Gerätedaten für die Wiederholungsprüfung

ep9/2010, 2 Seiten

Unsere mit der Prüfung nach DIN VDE 0701-0702 beauftragten Elektrofachkräfte haben einige offene Fragen, da ihnen bei vielen Prüfungen die Entscheidung freigestellt wird. Woher sollen sie wissen, welche leitfähigen Geräteteile mit dem Schutzleiter verbunden sind, wenn sie das Gerät zur Wiederholungsprüfung nicht öffnen dürfen? Die Gerätehersteller müssten mehr in die Pflicht genommen werden und den Prüfern nähere Angaben über die einzelnen Prüfschritte sowie technische Daten der Prüfung liefern. Ohne diese Angaben hat der Prüfer doch keine Rechtssicherheit, wenn er unterschreibt, dass er eine "normengerechte Prüfung" vorgenommen hat.

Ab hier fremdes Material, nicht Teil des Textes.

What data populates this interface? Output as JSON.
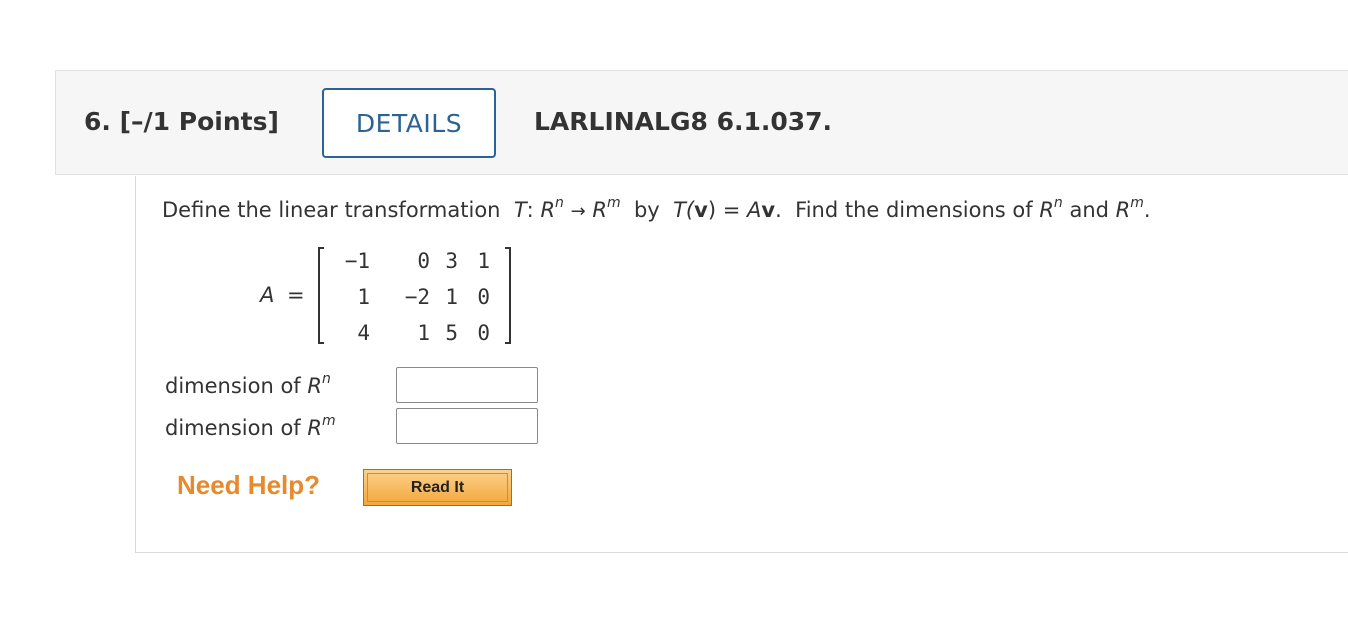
{
  "header": {
    "question_number": "6.",
    "points": "[–/1 Points]",
    "details_label": "DETAILS",
    "problem_code": "LARLINALG8 6.1.037."
  },
  "prompt": {
    "text_1": "Define the linear transformation",
    "T": "T",
    "colon": ":",
    "R": "R",
    "n": "n",
    "arrow": "→",
    "m": "m",
    "by": "by",
    "Tv_open": "T(",
    "v": "v",
    "Tv_close": ")",
    "eq": "=",
    "A": "A",
    "period": ".",
    "text_2": "Find the dimensions of",
    "and": "and",
    "end": "."
  },
  "matrix": {
    "label": "A",
    "equals": "=",
    "rows": [
      [
        "−1",
        "0",
        "3",
        "1"
      ],
      [
        "1",
        "−2",
        "1",
        "0"
      ],
      [
        "4",
        "1",
        "5",
        "0"
      ]
    ]
  },
  "answers": {
    "dim_label": "dimension of",
    "R": "R",
    "n": "n",
    "m": "m",
    "value_n": "",
    "value_m": ""
  },
  "help": {
    "need_help": "Need Help?",
    "read_it": "Read It"
  }
}
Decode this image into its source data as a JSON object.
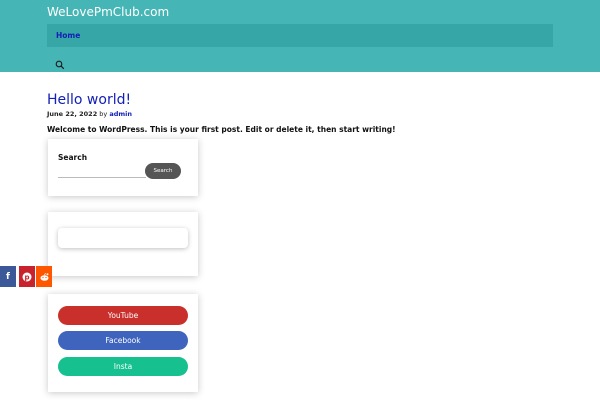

Sicherlich ist es nötig und möglich, dass der Hersteller eines Geräts bestimmte, das Gerät charakterisierende „Bemessungswerte“ angibt, die dann auch vom Prüfer bei der Wiederholungsprüfung verwendet werden können. Dies wäre beispielsweise der durch die Beschaltungen im Gerät verursachte Schutzleiterstrom (Ableitstrom), der durchaus den in der Norm empfohlenen Grenzwert überschreiten kann und somit dem Prüfer bekannt sein muss, um den Prüfling korrekt beurteilen zu können. Es ist vorgesehen, diese Angabe Schritt für Schritt in die zum großen Teil ja harmonisierten europäischen Normen der verschiedenen Erzeugnisse aufzunehmen – doch bis dies tatsächlich vollständig durch - gesetzt werden kann, werden einige Jahre vergehen.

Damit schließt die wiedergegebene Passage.